The rookie safety got burned on a play-action pass from Bruce Gradkowski to Plaxico Burress. It was a learning moment for Thomas.


Two undeniable facts: rookies tend to be more anxious than veterans, and experience is a big advantage in the NFL. Steelers rookie safety Shamarko Thomas got a dose of both of those facts Wednesday, after he bit on a play fake from Steelers quarterback Bruce Gradkowski.

The mistake allowed wide receiver Plaxico Burress to slip behind the defense and score a 55-yard touchdown - or as Tribune-Review reporter Mark Kaboly wrote, "...allowed the methodical Burress to get behind the defense for an easy touchdown."

It's likely a veteran receiver doesn't want the adjective "methodical" used to describe him, due to the notion it's a more positive spin on the word "slow." Credit to Kaboly, it's just a great line.

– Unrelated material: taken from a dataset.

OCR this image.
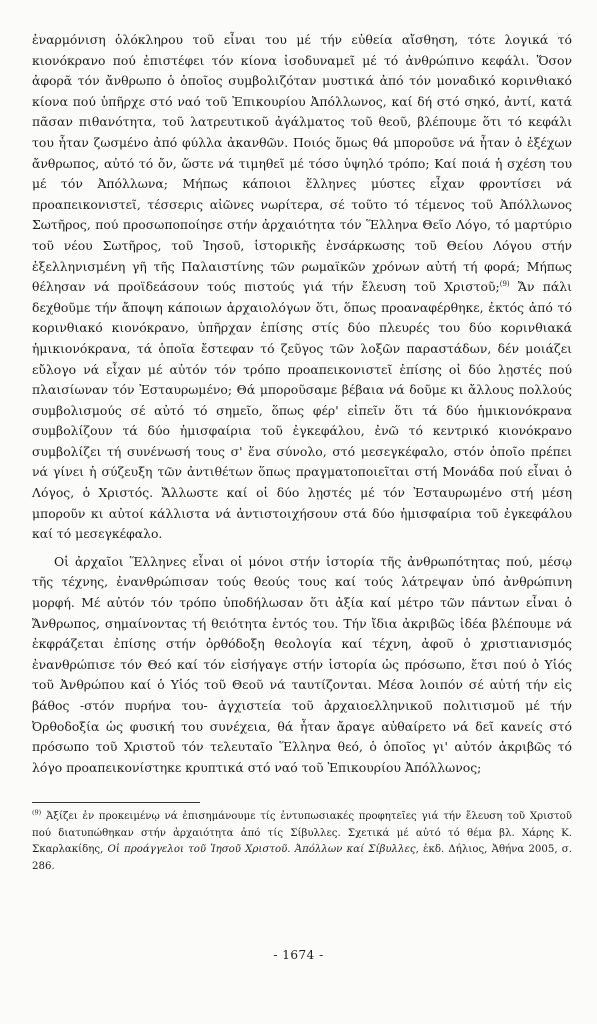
ἐναρμόνιση ὁλόκληρου τοῦ εἶναι του μέ τήν εὐθεία αἴσθηση, τότε λογικά τό κιονόκρανο πού ἐπιστέφει τόν κίονα ἰσοδυναμεῖ μέ τό ἀνθρώπινο κεφάλι. Ὅσον ἀφορᾶ τόν ἄνθρωπο ὁ ὁποῖος συμβολιζόταν μυστικά ἀπό τόν μοναδικό κορινθιακό κίονα πού ὑπῆρχε στό ναό τοῦ Ἐπικουρίου Ἀπόλλωνος, καί δή στό σηκό, ἀντί, κατά πᾶσαν πιθανότητα, τοῦ λατρευτικοῦ ἀγάλματος τοῦ θεοῦ, βλέπουμε ὅτι τό κεφάλι του ἦταν ζωσμένο ἀπό φύλλα ἀκανθῶν. Ποιός ὅμως θά μποροῦσε νά ἦταν ὁ ἐξέχων ἄνθρωπος, αὐτό τό ὄν, ὥστε νά τιμηθεῖ μέ τόσο ὑψηλό τρόπο; Καί ποιά ἡ σχέση του μέ τόν Ἀπόλλωνα; Μήπως κάποιοι ἕλληνες μύστες εἶχαν φροντίσει νά προαπεικονιστεῖ, τέσσερις αἰῶνες νωρίτερα, σέ τοῦτο τό τέμενος τοῦ Ἀπόλλωνος Σωτῆρος, πού προσωποποίησε στήν ἀρχαιότητα τόν Ἕλληνα Θεῖο Λόγο, τό μαρτύριο τοῦ νέου Σωτῆρος, τοῦ Ἰησοῦ, ἱστορικῆς ἐνσάρκωσης τοῦ Θείου Λόγου στήν ἐξελληνισμένη γῆ τῆς Παλαιστίνης τῶν ρωμαϊκῶν χρόνων αὐτή τή φορά; Μήπως θέλησαν νά προϊδεάσουν τούς πιστούς γιά τήν ἔλευση τοῦ Χριστοῦ;$^{(9)}$ Ἄν πάλι δεχθοῦμε τήν ἄποψη κάποιων ἀρχαιολόγων ὅτι, ὅπως προαναφέρθηκε, ἐκτός ἀπό τό κορινθιακό κιονόκρανο, ὑπῆρχαν ἐπίσης στίς δύο πλευρές του δύο κορινθιακά ἡμικιονόκρανα, τά ὁποῖα ἔστεφαν τό ζεῦγος τῶν λοξῶν παραστάδων, δέν μοιάζει εὔλογο νά εἶχαν μέ αὐτόν τόν τρόπο προαπεικονιστεῖ ἐπίσης οἱ δύο λῃστές πού πλαισίωναν τόν Ἐσταυρωμένο; Θά μποροῦσαμε βέβαια νά δοῦμε κι ἄλλους πολλούς συμβολισμούς σέ αὐτό τό σημεῖο, ὅπως φέρ' εἰπεῖν ὅτι τά δύο ἡμικιονόκρανα συμβολίζουν τά δύο ἡμισφαίρια τοῦ ἐγκεφάλου, ἐνῶ τό κεντρικό κιονόκρανο συμβολίζει τή συνένωσή τους σ' ἕνα σύνολο, στό μεσεγκέφαλο, στόν ὁποῖο πρέπει νά γίνει ἡ σύζευξη τῶν ἀντιθέτων ὅπως πραγματοποιεῖται στή Μονάδα πού εἶναι ὁ Λόγος, ὁ Χριστός. Ἄλλωστε καί οἱ δύο λῃστές μέ τόν Ἐσταυρωμένο στή μέση μποροῦν κι αὐτοί κάλλιστα νά ἀντιστοιχήσουν στά δύο ἡμισφαίρια τοῦ ἐγκεφάλου καί τό μεσεγκέφαλο.

Οἱ ἀρχαῖοι Ἕλληνες εἶναι οἱ μόνοι στήν ἱστορία τῆς ἀνθρωπότητας πού, μέσῳ τῆς τέχνης, ἐνανθρώπισαν τούς θεούς τους καί τούς λάτρεψαν ὑπό ἀνθρώπινη μορφή. Μέ αὐτόν τόν τρόπο ὑποδήλωσαν ὅτι ἀξία καί μέτρο τῶν πάντων εἶναι ὁ Ἄνθρωπος, σημαίνοντας τή θειότητα ἐντός του. Τήν ἴδια ἀκριβῶς ἰδέα βλέπουμε νά ἐκφράζεται ἐπίσης στήν ὀρθόδοξη θεολογία καί τέχνη, ἀφοῦ ὁ χριστιανισμός ἐνανθρώπισε τόν Θεό καί τόν εἰσήγαγε στήν ἱστορία ὡς πρόσωπο, ἔτσι πού ὁ Υἱός τοῦ Ἀνθρώπου καί ὁ Υἱός τοῦ Θεοῦ νά ταυτίζονται. Μέσα λοιπόν σέ αὐτή τήν εἰς βάθος -στόν πυρήνα του- ἀγχιστεία τοῦ ἀρχαιοελληνικοῦ πολιτισμοῦ μέ τήν Ὀρθοδοξία ὡς φυσική του συνέχεια, θά ἦταν ἄραγε αὐθαίρετο νά δεῖ κανείς στό πρόσωπο τοῦ Χριστοῦ τόν τελευταῖο Ἕλληνα θεό, ὁ ὁποῖος γι' αὐτόν ἀκριβῶς τό λόγο προαπεικονίστηκε κρυπτικά στό ναό τοῦ Ἐπικουρίου Ἀπόλλωνος;

$^{(9)}$ Ἀξίζει ἐν προκειμένῳ νά ἐπισημάνουμε τίς ἐντυπωσιακές προφητεῖες γιά τήν ἔλευση τοῦ Χριστοῦ πού διατυπώθηκαν στήν ἀρχαιότητα ἀπό τίς Σίβυλλες. Σχετικά μέ αὐτό τό θέμα βλ. Χάρης Κ. Σκαρλακίδης, Οἱ προάγγελοι τοῦ Ἰησοῦ Χριστοῦ. Ἀπόλλων καί Σίβυλλες, ἐκδ. Δήλιος, Ἀθήνα 2005, σ. 286.

- 1674 -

What it means more than anything is Thomas had his Rookie Moment, and one he likely won't forget. The Steelers' defense prides itself in not giving up the big play, and that's because they typically have a deep safety who doesn't find himself out of position often.

Ryan Clark has been that deep safety for five years now, and the Steelers have allowed fewer passing plays of 20 yards or more over the league in that time.

It also subtly shows why physical attributes can often lose out to savvy play; the big knock on Thomas entering the NFL was his lack of prototypical height (he stands around 5-foot-8). For Burress, entering this season, it's his "methodical" speed.

One doesn't need speed to catch a pass when he's wide open, and height won't help one recover after biting hard on a play fake.